The principle by which the Christian system had developed, although reapplied by the Protestants to their own inner life, was not understood by them in its historical applications. They had little sympathy with the spiritual needs and habits of that Pagan society in which Christianity had grown up. That society had found in Christianity a sort of last love, a rejuvenating supersensible hope, and had bequeathed to the Gospel of Redemption, for its better embodiment and ornament, all its own wealth of art, philosophy, and devotion. This embodiment of Christianity represented a civilization through which the Teutonic races had not passed and which they never could have produced; it appealed to a kind of imagination and sentiment which was foreign to them. This embodiment, accordingly, was the object of their first and fiercest attack, really because it was unsympathetic to their own temperament but ostensibly because they could not find its basis in those Hebraic elements of Christianity which make up the greater bulk of the Bible. They did not value the sublime aspiration of Christianity to be not something Hebraic or Teutonic but something Catholic and human; and they blamed everything which went beyond the accidental limits of their own sympathies and the narrow scope of their own experience.

Yet it was only by virtue of this complement inherited from Paganism, or at least supplied by the instincts and traditions on which Paganism had reposed, that Christianity could claim to approach a humane universality or to achieve an imaginative adequacy. The problem was to compose, in the form of a cosmic epic, with metaphysical justifications and effectual starting-points for moral action, the spiritual autobiography of man. The central idea of this composition was to be the idea of a Redemption. Around this were to be gathered and moulded together elements drawn from Hebrew tradition and scripture, others furnished by Paganism, together with all that the living imagination of the time could create. Nor was it right or fitting to make a merely theoretical or ethical synthesis. Doctrine must find its sensible echo in worship, in art, in the feasts and fasts of the year. Only when thus permeating life and expressing itself to every sense and faculty can a religion be said to have reached completion; only then has the imagination exhausted its means of utterance.

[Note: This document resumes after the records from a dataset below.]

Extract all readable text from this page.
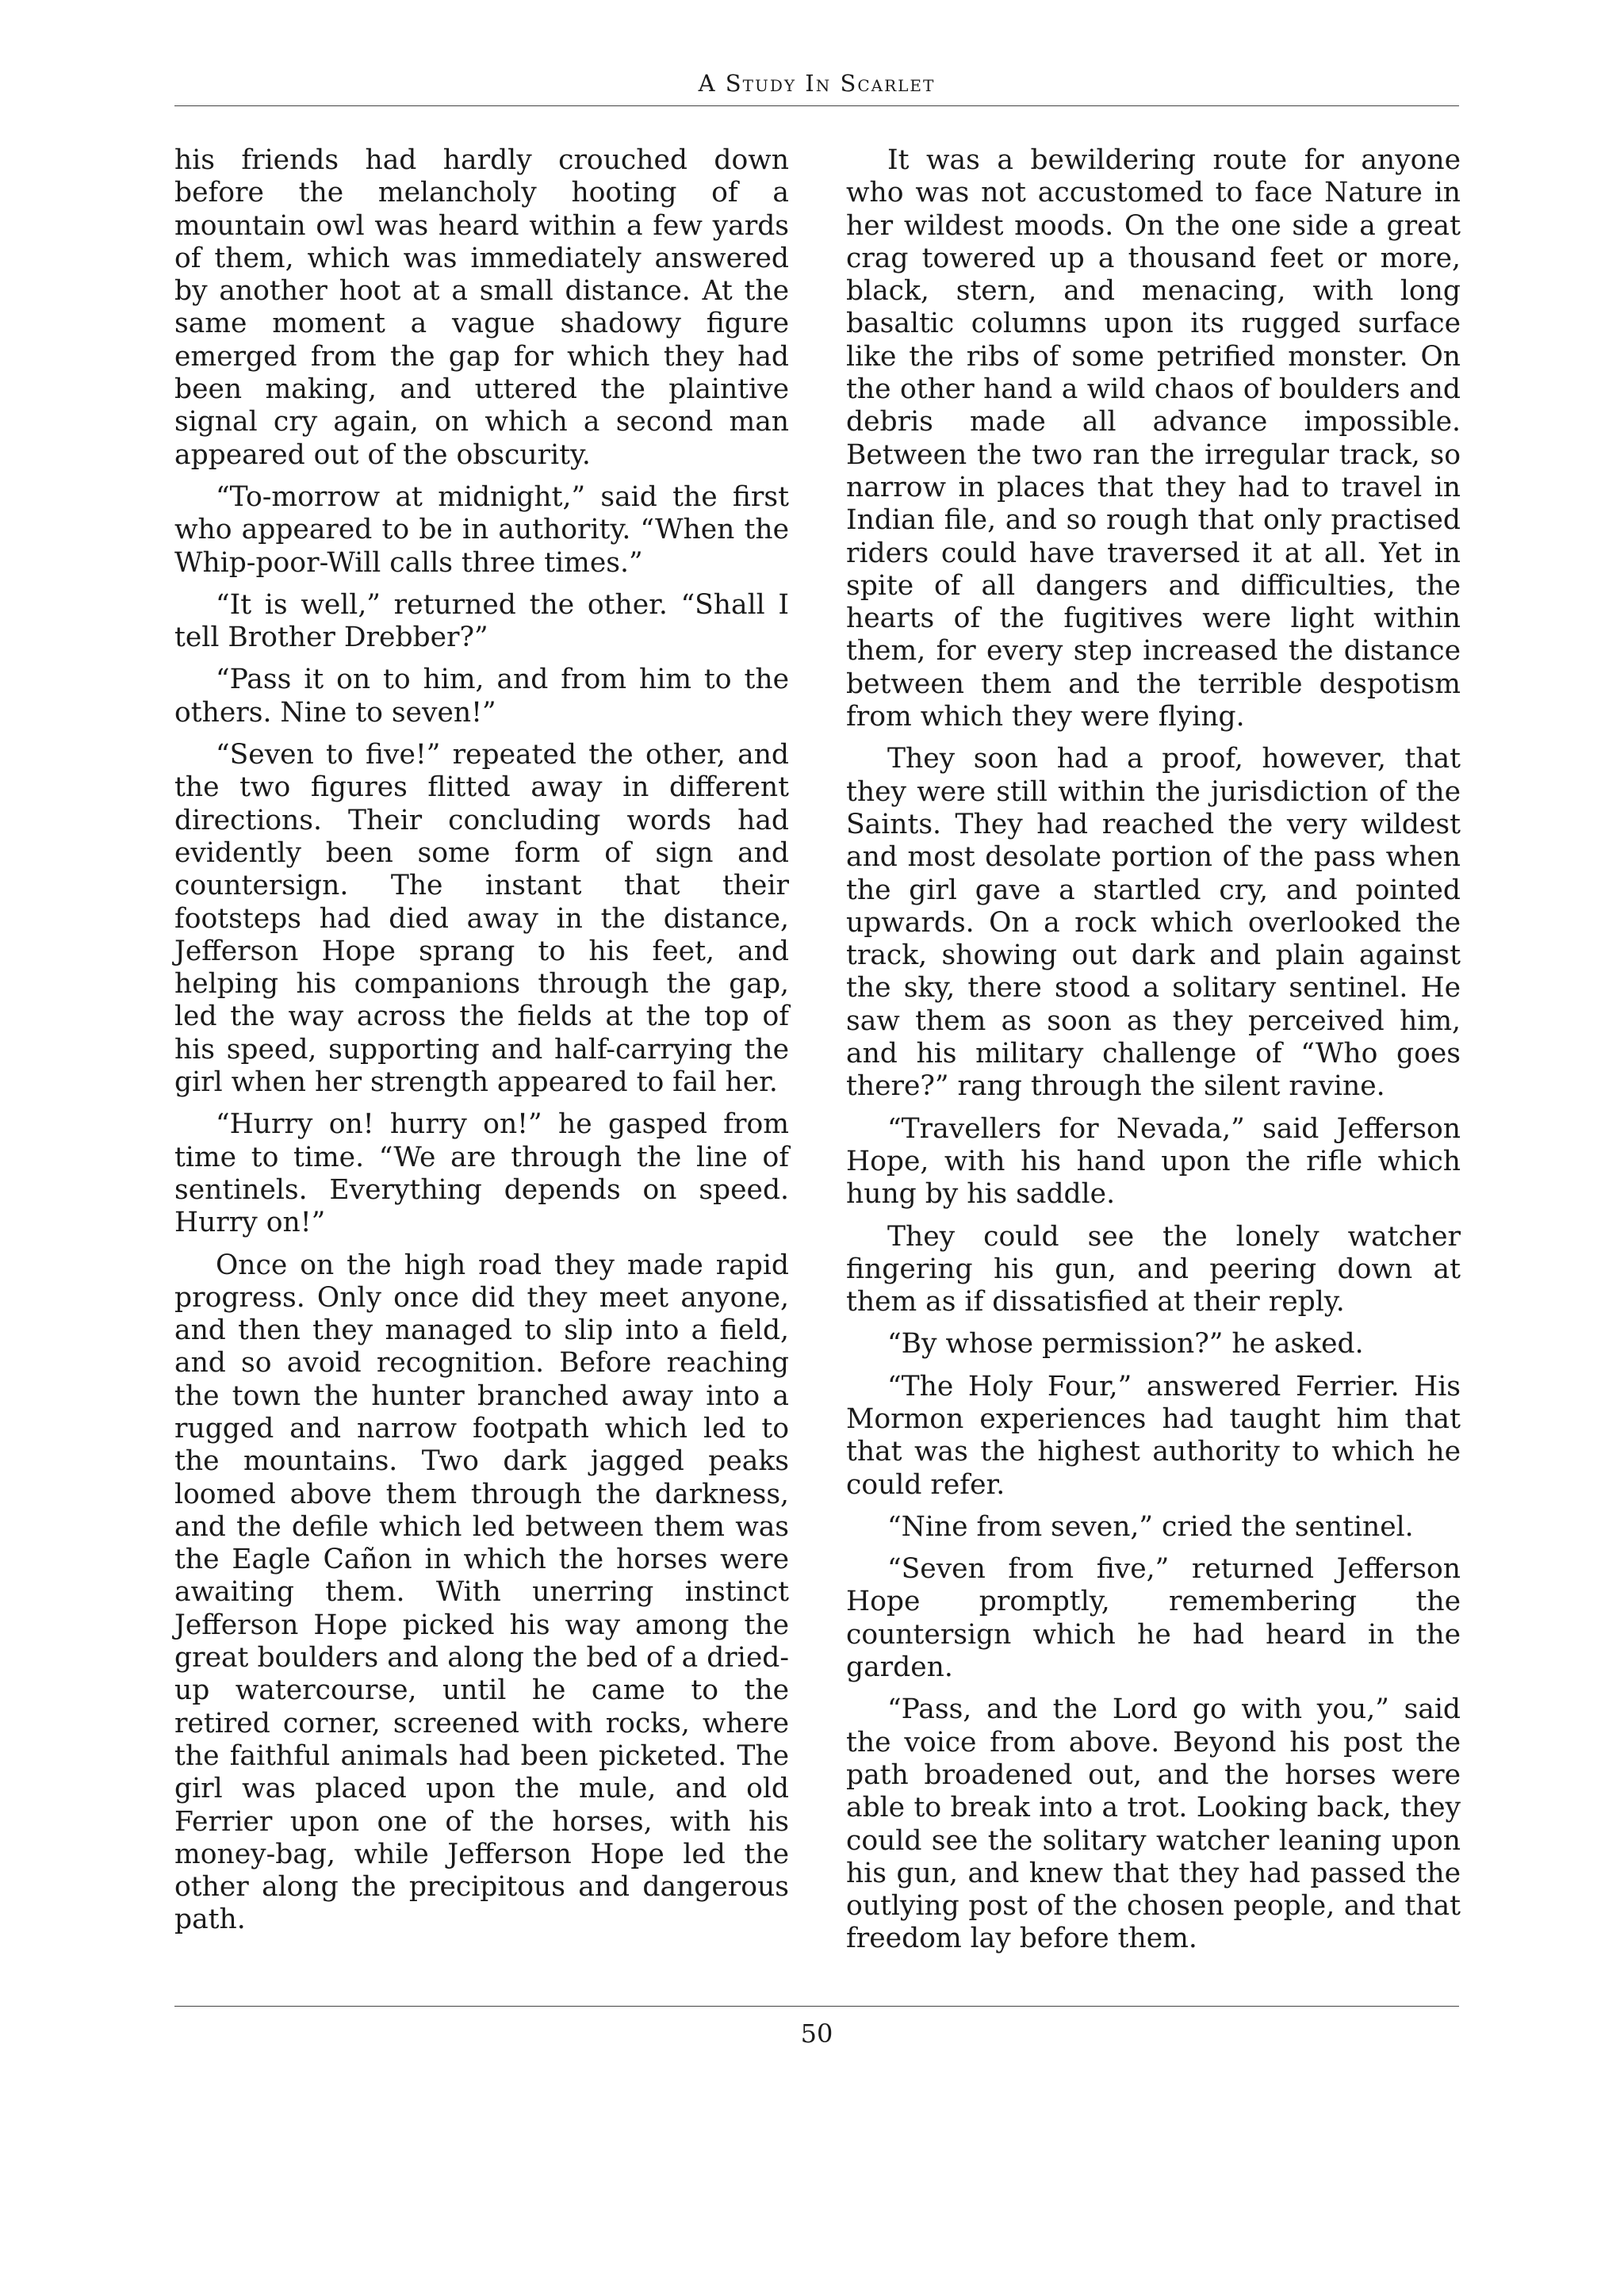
A Study In Scarlet

his friends had hardly crouched down before the melancholy hooting of a mountain owl was heard within a few yards of them, which was immediately answered by another hoot at a small distance. At the same moment a vague shadowy figure emerged from the gap for which they had been making, and uttered the plaintive signal cry again, on which a second man appeared out of the obscurity.

“To-morrow at midnight,” said the first who appeared to be in authority. “When the Whip-poor-Will calls three times.”

“It is well,” returned the other. “Shall I tell Brother Drebber?”

“Pass it on to him, and from him to the others. Nine to seven!”

“Seven to five!” repeated the other, and the two figures flitted away in different directions. Their concluding words had evidently been some form of sign and countersign. The instant that their footsteps had died away in the distance, Jefferson Hope sprang to his feet, and helping his companions through the gap, led the way across the fields at the top of his speed, supporting and half-carrying the girl when her strength appeared to fail her.

“Hurry on! hurry on!” he gasped from time to time. “We are through the line of sentinels. Everything depends on speed. Hurry on!”

Once on the high road they made rapid progress. Only once did they meet anyone, and then they managed to slip into a field, and so avoid recognition. Before reaching the town the hunter branched away into a rugged and narrow footpath which led to the mountains. Two dark jagged peaks loomed above them through the darkness, and the defile which led between them was the Eagle Cañon in which the horses were awaiting them. With unerring instinct Jefferson Hope picked his way among the great boulders and along the bed of a dried-up watercourse, until he came to the retired corner, screened with rocks, where the faithful animals had been picketed. The girl was placed upon the mule, and old Ferrier upon one of the horses, with his money-bag, while Jefferson Hope led the other along the precipitous and dangerous path.

It was a bewildering route for anyone who was not accustomed to face Nature in her wildest moods. On the one side a great crag towered up a thousand feet or more, black, stern, and menacing, with long basaltic columns upon its rugged surface like the ribs of some petrified monster. On the other hand a wild chaos of boulders and debris made all advance impossible. Between the two ran the irregular track, so narrow in places that they had to travel in Indian file, and so rough that only practised riders could have traversed it at all. Yet in spite of all dangers and difficulties, the hearts of the fugitives were light within them, for every step increased the distance between them and the terrible despotism from which they were flying.

They soon had a proof, however, that they were still within the jurisdiction of the Saints. They had reached the very wildest and most desolate portion of the pass when the girl gave a startled cry, and pointed upwards. On a rock which overlooked the track, showing out dark and plain against the sky, there stood a solitary sentinel. He saw them as soon as they perceived him, and his military challenge of “Who goes there?” rang through the silent ravine.

“Travellers for Nevada,” said Jefferson Hope, with his hand upon the rifle which hung by his saddle.

They could see the lonely watcher fingering his gun, and peering down at them as if dissatisfied at their reply.

“By whose permission?” he asked.

“The Holy Four,” answered Ferrier. His Mormon experiences had taught him that that was the highest authority to which he could refer.

“Nine from seven,” cried the sentinel.

“Seven from five,” returned Jefferson Hope promptly, remembering the countersign which he had heard in the garden.

“Pass, and the Lord go with you,” said the voice from above. Beyond his post the path broadened out, and the horses were able to break into a trot. Looking back, they could see the solitary watcher leaning upon his gun, and knew that they had passed the outlying post of the chosen people, and that freedom lay before them.

50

The great success which Christianity achieved in this immense undertaking makes it, after classic antiquity, the most important phase in the history of mankind. It is clear, however, that this success was not complete. That fallacy from which the Pagan religion alone has been free, that πρῶτον ψεῦδος of, the natural but hopeless misunderstanding of imagining that poetry in order to be religion, in order to be the inspiration of life, must first deny that it is poetry and deceive us about the facts with which we have to deal—this misunderstanding has marred the work of the Christian imagination and condemned it, if we may trust appearances, to be transitory. For by this misunderstanding Christian doctrine was brought into conflict with reality, of which it pretends to prejudge the character, and also into conflict with what might have been its own elements, with all excluded religious instincts and imaginative ideals. Human life is always essentially the same, and therefore a religion which, like Christianity, seizes the essence of that life, ought to be an eternal religion. But it may forfeit that privilege by entangling itself with a particular account of matters of fact, matters irrelevant to its ideal significance, and further by intrenching itself, by virtue of that entanglement, in an inadequate regimen or a too narrow imaginative development, thus putting its ideal authority in jeopardy by opposing it to other intuitions and practices no less religious than its own.